Top portion of the vertical wood:
You can observe some signs that appear like an “A” (#3) and an “O” (#4), whose interpretation signifies Alpha (Α) and Omega (Ω) – the begining and the end of all things. With the largest characters an “M” is visible, which is the initial for the name of Matará. Underneath, a continuation of Roman letters corresponds to the number 1 and a Greek cross (#13). In the following lines the capital letters “ATA” (#2) along with what appears to be the lower case letters “r” and “a” and other small motifs that are difficult to interpret. Combining all of the letters we have the word “Matará.” Under these letters are the number 1-5-9 (#1) and other signs that are not recognizable, which indicate a year. It could be 1594.
Regarding the horizontal wood:
The figure of the Lord stands out, which extends to the vertical part of the wood where the entire figure is completed. The figure of the body of Jesus Christ is designed with very originally stylized features. A crown is supported on the head and behind there is a halo (#8). Around the waist there is a cloth that covers the center of the body, and the feet are shown holding themselves above a support.
Three celestial (or sidereal) symbols are represented: the sun (#5), the moon (#6), and a comet (#7). The sun is the primary symbol of life, of light and of strength, which are also characteristics of our Lord; the moon recalls that Jesus Christ died in the fullness of the Jewish Passover when the full moon was complete; and the comet reminds us of the star that accompanied the Three Kings to Bethlehem.
Two symbols are embossed: The hammer that was used to pierce Christ with the nails (#14); and the Eucharist (#9) depicted as a chalice with two crossed elements (perhaps of wheat) and over these a representation of the host from the Last Supper.
Remainder of the vertical part of the wood :
Around the body of Jesus, it is possible to observe the whips which are a symbol of the flagellation (#11), the lance that pierced His side(#17), the ladder with which His body was lowered (#18) and the long stylized nails of the crucifixion (#15). Below this appears the figure of a bird, a rooster (#10), which retells the story of Peter denying the Master three times before redemptive crucifixion. Below this figure can be seen two points, which are likely to be the dice (#12) with which the soldiers cast lots for the Lord’s clothing.
A brilliant feminine figure with a crown and halo that is carrying in her hand a scepter is visible (#16). This figure represents the traits of a Spanish queen, who is without a doubt the Virgin Mary. Four tongues of fire (#19) spring forth from a common fire and below this there is a figure with the distorted face of a person that with the curious touch of feathers and this could be an indigenous chief (#20). His posture is one of supplication with the hands crossed in a position over the chest, which would indicate he is imploring the intercession of Most Holy Mary in order to be freed from Purgatory, which is symbolized by the tongues of fire.

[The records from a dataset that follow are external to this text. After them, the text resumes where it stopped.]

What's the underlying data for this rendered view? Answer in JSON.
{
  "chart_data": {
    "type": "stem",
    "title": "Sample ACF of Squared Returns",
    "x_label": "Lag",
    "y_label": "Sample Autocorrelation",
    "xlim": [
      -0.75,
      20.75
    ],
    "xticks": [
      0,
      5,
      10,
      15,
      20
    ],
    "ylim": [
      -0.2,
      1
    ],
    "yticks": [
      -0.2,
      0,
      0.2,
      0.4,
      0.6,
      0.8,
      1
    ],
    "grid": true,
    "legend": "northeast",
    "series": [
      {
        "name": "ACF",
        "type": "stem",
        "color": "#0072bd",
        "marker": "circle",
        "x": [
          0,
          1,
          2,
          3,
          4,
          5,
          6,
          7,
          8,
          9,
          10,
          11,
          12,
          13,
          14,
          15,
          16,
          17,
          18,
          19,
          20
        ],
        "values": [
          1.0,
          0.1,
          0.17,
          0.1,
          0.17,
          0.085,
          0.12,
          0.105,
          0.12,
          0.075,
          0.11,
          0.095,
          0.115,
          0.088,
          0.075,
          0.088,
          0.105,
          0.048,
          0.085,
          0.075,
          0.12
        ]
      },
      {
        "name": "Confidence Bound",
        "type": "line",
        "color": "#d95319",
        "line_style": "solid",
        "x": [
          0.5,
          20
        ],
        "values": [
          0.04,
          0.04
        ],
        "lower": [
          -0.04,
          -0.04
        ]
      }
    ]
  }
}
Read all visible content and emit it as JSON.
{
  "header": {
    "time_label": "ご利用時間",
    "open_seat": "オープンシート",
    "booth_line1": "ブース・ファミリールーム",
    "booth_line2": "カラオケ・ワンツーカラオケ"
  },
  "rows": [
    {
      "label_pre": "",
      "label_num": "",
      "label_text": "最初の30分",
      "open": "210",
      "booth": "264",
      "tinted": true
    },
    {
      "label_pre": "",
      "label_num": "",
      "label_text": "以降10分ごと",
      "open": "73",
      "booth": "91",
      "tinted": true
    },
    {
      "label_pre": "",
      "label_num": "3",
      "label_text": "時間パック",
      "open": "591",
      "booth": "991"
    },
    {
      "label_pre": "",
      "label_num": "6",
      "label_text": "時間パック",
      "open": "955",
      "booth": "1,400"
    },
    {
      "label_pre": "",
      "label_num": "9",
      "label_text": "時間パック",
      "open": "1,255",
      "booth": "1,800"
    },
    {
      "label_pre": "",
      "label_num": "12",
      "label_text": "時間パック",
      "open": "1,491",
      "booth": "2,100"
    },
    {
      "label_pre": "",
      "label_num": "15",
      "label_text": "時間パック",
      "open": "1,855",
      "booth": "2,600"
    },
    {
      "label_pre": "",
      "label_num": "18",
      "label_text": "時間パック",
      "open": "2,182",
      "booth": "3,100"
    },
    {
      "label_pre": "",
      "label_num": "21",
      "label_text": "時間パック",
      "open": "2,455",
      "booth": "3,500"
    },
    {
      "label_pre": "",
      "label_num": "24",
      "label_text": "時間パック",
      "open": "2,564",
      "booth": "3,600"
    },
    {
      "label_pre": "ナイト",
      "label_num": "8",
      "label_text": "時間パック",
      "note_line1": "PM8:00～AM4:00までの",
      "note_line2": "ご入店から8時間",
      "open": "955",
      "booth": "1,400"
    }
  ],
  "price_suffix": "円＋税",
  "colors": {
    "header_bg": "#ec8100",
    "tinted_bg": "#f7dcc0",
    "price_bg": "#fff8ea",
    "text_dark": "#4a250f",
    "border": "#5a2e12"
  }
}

We are able to find in the Cross a highly unified vision: both a theological and descriptive account of the Passion of the Lord, as well as a notable artistic expression. The carving also includes the manifestation of an anonymous author giving testimony to the arduous work carried out by the Jesuit missionaries in the region of the Salado River.
Undoubtedly the Cross, the object of this study, had a catechetical purpose. It served this purpose in the time period in which it was first completed and helped to spread the faith among all the semi-sedentary indigenous peoples of that region, namely, the Matará people and afterwards the Villelas and other Chaqueño groups, who inhabited the territory of Santiago (regions of the Salado and Chaco-Santiagueño).